İnsanlar ne tür kişilerle birlikte olur? Hangi kişilerin peşinden gider. Hangi insanları merak eder? Kimlere hayran olur? Kimleri örnek edinir? Kimleri niçin arkadaş edinir? Kime sırrını verir? Kime sırtını döner?

İnsan kişilikleri nasılsa, marka kişilikleri de öyledir. İçedönük, dışadönük, enerjik, sakin, iddialı, olgun, uyumlu...vs. Marka’nıız kişiliğini, insan kişiliği gibi ele almalısınız.

Marka kişilikleri insan kişiliklerinin daha idealize edilmiş, keskinleştirilmiş halleridir.”
Ali Atıf Bir, Hürriyet

Yaratacağınız markaya roll-model, idol veya arketip gözüyle bakmaya çalışın. Markanızın dramaturjisini yapın. Nerden geldiğini, nerede yetiştiğini, nereye gittiğini, tarzını, olaylar karşısındaki tutumunu markanızı yaratmadan önce belirleyin.

Marka kişiliği, bir markaya hayat veren karakter özellikleridir. Markanın nasıl konuşacağına ve kendini nasıl tanıtacağına yol gösterirler. Marka kişiliği, insan kişiliği özelliklerinin (ciddiyet, samimiyet, neşe, vb.) farklılık yaratabilmek amacıyla markaya atfedilmesidir.

Unutmayın, markalar da insandırlar.
Alex Kroll, Young & Rubicam Inc.

İnsanlar kişilerin peşinden gitmeyi sever. Her alanda kendilerine idol yaratmayı, yarattığı idolü taktir etmeyi sever. Alanında lider ve/veya popüler insanlar yaratmak toplumsal bir ihtiyaçtır.

İdolün etrafındaki öyküyü, duyguyu, efsaneyi, aurayı biraz idol, çokça da toplum yaratır. Çünkü insan beyni tamamlayıcıdır. Kafasındaki idolü (idolün gerçek özelliklerine rağmen) görür. Bkz. Platonik Aşk.

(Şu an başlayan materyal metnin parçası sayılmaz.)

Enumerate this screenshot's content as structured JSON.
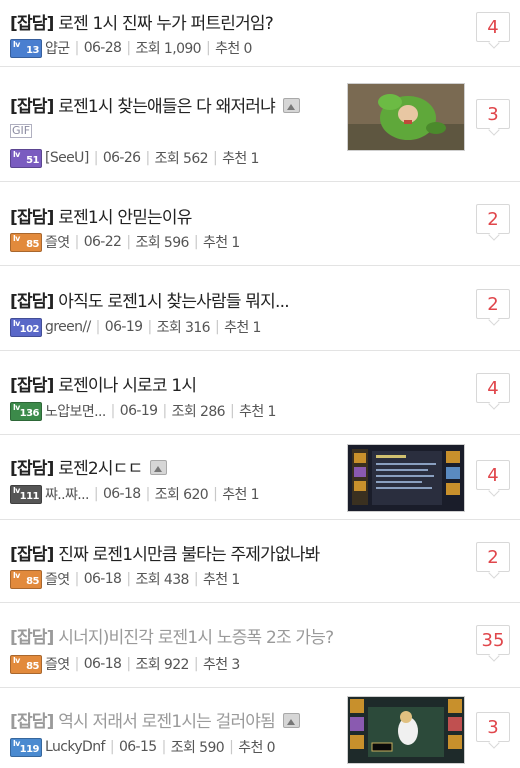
{
  "posts": [
    {
      "category": "[잡담]",
      "title": "로젠 1시 진짜 누가 퍼트린거임?",
      "author": "얍군",
      "level": "13",
      "date": "06-28",
      "views": "조회 1,090",
      "likes": "추천 0",
      "comments": "4",
      "badge_color": "#4a7fd0"
    },
    {
      "category": "[잡담]",
      "title": "로젠1시 찾는애들은 다 왜저러냐",
      "gif": "GIF",
      "author": "[SeeU]",
      "level": "51",
      "date": "06-26",
      "views": "조회 562",
      "likes": "추천 1",
      "comments": "3",
      "badge_color": "#7a5cc0"
    },
    {
      "category": "[잡담]",
      "title": "로젠1시 안믿는이유",
      "author": "즐엿",
      "level": "85",
      "date": "06-22",
      "views": "조회 596",
      "likes": "추천 1",
      "comments": "2",
      "badge_color": "#e28a3c"
    },
    {
      "category": "[잡담]",
      "title": "아직도 로젠1시 찾는사람들 뭐지...",
      "author": "green//",
      "level": "102",
      "date": "06-19",
      "views": "조회 316",
      "likes": "추천 1",
      "comments": "2",
      "badge_color": "#5a68c8"
    },
    {
      "category": "[잡담]",
      "title": "로젠이나 시로코 1시",
      "author": "노압보면...",
      "level": "136",
      "date": "06-19",
      "views": "조회 286",
      "likes": "추천 1",
      "comments": "4",
      "badge_color": "#3c8a4a"
    },
    {
      "category": "[잡담]",
      "title": "로젠2시ㄷㄷ",
      "author": "쨔..쨔...",
      "level": "111",
      "date": "06-18",
      "views": "조회 620",
      "likes": "추천 1",
      "comments": "4",
      "badge_color": "#555555"
    },
    {
      "category": "[잡담]",
      "title": "진짜 로젠1시만큼 불타는 주제가없나봐",
      "author": "즐엿",
      "level": "85",
      "date": "06-18",
      "views": "조회 438",
      "likes": "추천 1",
      "comments": "2",
      "badge_color": "#e28a3c"
    },
    {
      "category": "[잡담]",
      "title": "시너지)비진각 로젠1시 노증폭 2조 가능?",
      "author": "즐엿",
      "level": "85",
      "date": "06-18",
      "views": "조회 922",
      "likes": "추천 3",
      "comments": "35",
      "badge_color": "#e28a3c"
    },
    {
      "category": "[잡담]",
      "title": "역시 저래서 로젠1시는 걸러야됨",
      "author": "LuckyDnf",
      "level": "119",
      "date": "06-15",
      "views": "조회 590",
      "likes": "추천 0",
      "comments": "3",
      "badge_color": "#4a8ad0"
    }
  ],
  "colors": {
    "comment_count": "#e0464b",
    "visited_title": "#9a9a9a",
    "separator": "#c8c8c8"
  }
}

Markalar için de aynı şeyler geçerlidir. Her sektörde, kategoride tüketicilerin markalara atfetmek istedikleri roller vardır. İdolleştirmek istedikleri markalar vardır. Bu rolleri marka biraz kendiliğinden biraz da müşterileri yüzünden üstlenir. Olması gereken de budur.

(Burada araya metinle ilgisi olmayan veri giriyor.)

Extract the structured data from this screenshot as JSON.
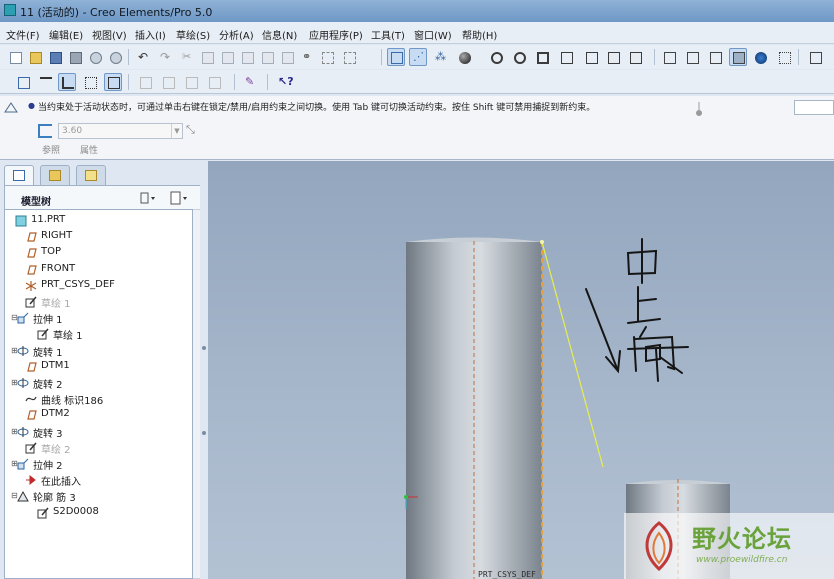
{
  "window": {
    "title": "11 (活动的) - Creo Elements/Pro 5.0"
  },
  "menu": {
    "items": [
      {
        "label": "文件(F)"
      },
      {
        "label": "编辑(E)"
      },
      {
        "label": "视图(V)"
      },
      {
        "label": "插入(I)"
      },
      {
        "label": "草绘(S)"
      },
      {
        "label": "分析(A)"
      },
      {
        "label": "信息(N)"
      },
      {
        "label": "应用程序(P)"
      },
      {
        "label": "工具(T)"
      },
      {
        "label": "窗口(W)"
      },
      {
        "label": "帮助(H)"
      }
    ]
  },
  "dashboard": {
    "message": "当约束处于活动状态时，可通过单击右键在锁定/禁用/启用约束之间切换。使用 Tab 键可切换活动约束。按住 Shift 键可禁用捕捉到新约束。",
    "dimension_value": "3.60",
    "tabs": [
      {
        "label": "参照"
      },
      {
        "label": "属性"
      }
    ]
  },
  "navigator": {
    "header": "模型树",
    "tree": [
      {
        "label": "11.PRT",
        "icon": "part-icon",
        "expand": "",
        "dim": false
      },
      {
        "label": "RIGHT",
        "icon": "datum-plane-icon",
        "expand": "",
        "dim": false
      },
      {
        "label": "TOP",
        "icon": "datum-plane-icon",
        "expand": "",
        "dim": false
      },
      {
        "label": "FRONT",
        "icon": "datum-plane-icon",
        "expand": "",
        "dim": false
      },
      {
        "label": "PRT_CSYS_DEF",
        "icon": "csys-icon",
        "expand": "",
        "dim": false
      },
      {
        "label": "草绘 1",
        "icon": "sketch-icon",
        "expand": "",
        "dim": true
      },
      {
        "label": "拉伸 1",
        "icon": "extrude-icon",
        "expand": "⊟",
        "dim": false
      },
      {
        "label": "草绘 1",
        "icon": "sketch-icon",
        "expand": "",
        "dim": false
      },
      {
        "label": "旋转 1",
        "icon": "revolve-icon",
        "expand": "⊞",
        "dim": false
      },
      {
        "label": "DTM1",
        "icon": "datum-plane-icon",
        "expand": "",
        "dim": false
      },
      {
        "label": "旋转 2",
        "icon": "revolve-icon",
        "expand": "⊞",
        "dim": false
      },
      {
        "label": "曲线 标识186",
        "icon": "curve-icon",
        "expand": "",
        "dim": false
      },
      {
        "label": "DTM2",
        "icon": "datum-plane-icon",
        "expand": "",
        "dim": false
      },
      {
        "label": "旋转 3",
        "icon": "revolve-icon",
        "expand": "⊞",
        "dim": false
      },
      {
        "label": "草绘 2",
        "icon": "sketch-icon",
        "expand": "",
        "dim": true
      },
      {
        "label": "拉伸 2",
        "icon": "extrude-icon",
        "expand": "⊞",
        "dim": false
      },
      {
        "label": "在此插入",
        "icon": "insert-here-icon",
        "expand": "",
        "dim": false
      },
      {
        "label": "轮廓 筋 3",
        "icon": "rib-icon",
        "expand": "⊟",
        "dim": false
      },
      {
        "label": "S2D0008",
        "icon": "sketch-icon",
        "expand": "",
        "dim": false
      }
    ]
  },
  "graphics": {
    "csys_label": "PRT_CSYS_DEF",
    "handwriting": "由上向下"
  },
  "watermark": {
    "title": "野火论坛",
    "url": "www.proewildfire.cn"
  },
  "colors": {
    "titlebar": "#7fa6d0",
    "graphics_bg": "#a3b4c8",
    "sketch_line": "#e8ee4a",
    "watermark_green": "#6aa33b"
  }
}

Bir anlamda Marka Yönetimi, hedef kitlenizin görünmeyen ama talep ettiği marka kişiliğini bulmak ve ürününüze giydirmektir.

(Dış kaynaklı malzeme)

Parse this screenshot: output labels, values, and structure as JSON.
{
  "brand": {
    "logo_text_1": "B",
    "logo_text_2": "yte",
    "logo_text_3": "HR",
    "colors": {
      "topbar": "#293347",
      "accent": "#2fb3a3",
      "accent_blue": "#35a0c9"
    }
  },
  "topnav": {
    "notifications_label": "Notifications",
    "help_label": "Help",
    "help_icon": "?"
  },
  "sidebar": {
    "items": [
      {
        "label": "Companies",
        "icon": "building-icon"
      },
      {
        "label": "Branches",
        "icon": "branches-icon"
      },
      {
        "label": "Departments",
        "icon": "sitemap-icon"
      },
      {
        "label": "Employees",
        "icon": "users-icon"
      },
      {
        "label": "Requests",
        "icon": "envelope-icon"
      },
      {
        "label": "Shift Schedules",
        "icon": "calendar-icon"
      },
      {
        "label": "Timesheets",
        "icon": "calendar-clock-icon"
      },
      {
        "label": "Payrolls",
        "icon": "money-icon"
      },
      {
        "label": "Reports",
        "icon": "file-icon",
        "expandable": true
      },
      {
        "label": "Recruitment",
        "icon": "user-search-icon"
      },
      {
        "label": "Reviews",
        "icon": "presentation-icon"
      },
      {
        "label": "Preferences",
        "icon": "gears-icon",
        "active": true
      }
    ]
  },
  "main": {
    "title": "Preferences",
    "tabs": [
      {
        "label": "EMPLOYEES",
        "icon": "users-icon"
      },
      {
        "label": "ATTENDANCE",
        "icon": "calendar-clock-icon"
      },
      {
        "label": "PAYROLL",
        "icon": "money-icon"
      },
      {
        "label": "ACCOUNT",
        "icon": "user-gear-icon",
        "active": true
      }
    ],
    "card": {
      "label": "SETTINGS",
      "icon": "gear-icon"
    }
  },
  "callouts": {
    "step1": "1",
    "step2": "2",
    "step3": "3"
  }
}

İnsanlar bir markayı tercih ederken aynı zamanda kendilerini nasıl ifade etmek istediklerini, ailedeki rollerini nasıl görmek istediklerini de seçiyorlar.”
Carolyn Carter, Grey Worldwide Avrupa Başkanı

Araştırma şirketi AkadeMetre’nin sahibi, Halil Zeytin’in, arketipleşen, jenerikleşen kişiliklere göre markaları eşleştiren ve sınıflandıran aşağıdaki tablosu, size marka kişilikleri üzerine önemli bir bilgi verecektir.

Kişilik / Karakter
Özelliği
Örnek marka
Yaratıcı
Yeni birşey yaratma
Lego, Apple
Anaç
Diğerleriyle ilgilenme
Sana, Pınar
Hükümdar
Kontrol sağlama
Microsoft, CNN
Animatör
İyi vakit geçirme, eğlenme
Pepsi, MTV
İçimizden biri
Kendini olduğu gibi iyi hissetme
Fanta, Bizim
Aşık
Aşkı bulma ve sunma
Magnum, Impulse
Kahraman
Cesurca hareket etme
Nike, Johny Walker
Asi
Kuralları bozma
Harley-Davidson
Sihirbaz
Dönüşümü gerçekleştirme
Axe, Red Bull
Masum
İnancı koruma veya yenileme
Coca-Cola, Dove
Kaşif
Bağımsızlığı koruma
Levi’s, Hazır Kart
Bilge
Dünyalarını anlama
Discovery Channel

Halil Zeytin, arketipleşmiş (idolleşmiş) marka kişilikleri ile örtüşen markaları yan yana getirdiği bu çalışması, insan zihinlerinde hangi imaj pencerelerinin var olduğunu ve bu pencereleri hangi markaların işgal ettiğini gösteriyor.

Markanız için, ya konvansiyonel imaj pencerelerini zaptetmeye çalışacaksınız, yada yepyeni imaj pencereleri oluşturacaksınız. Her ikisi de zor ama gerçekleştirilemez değil.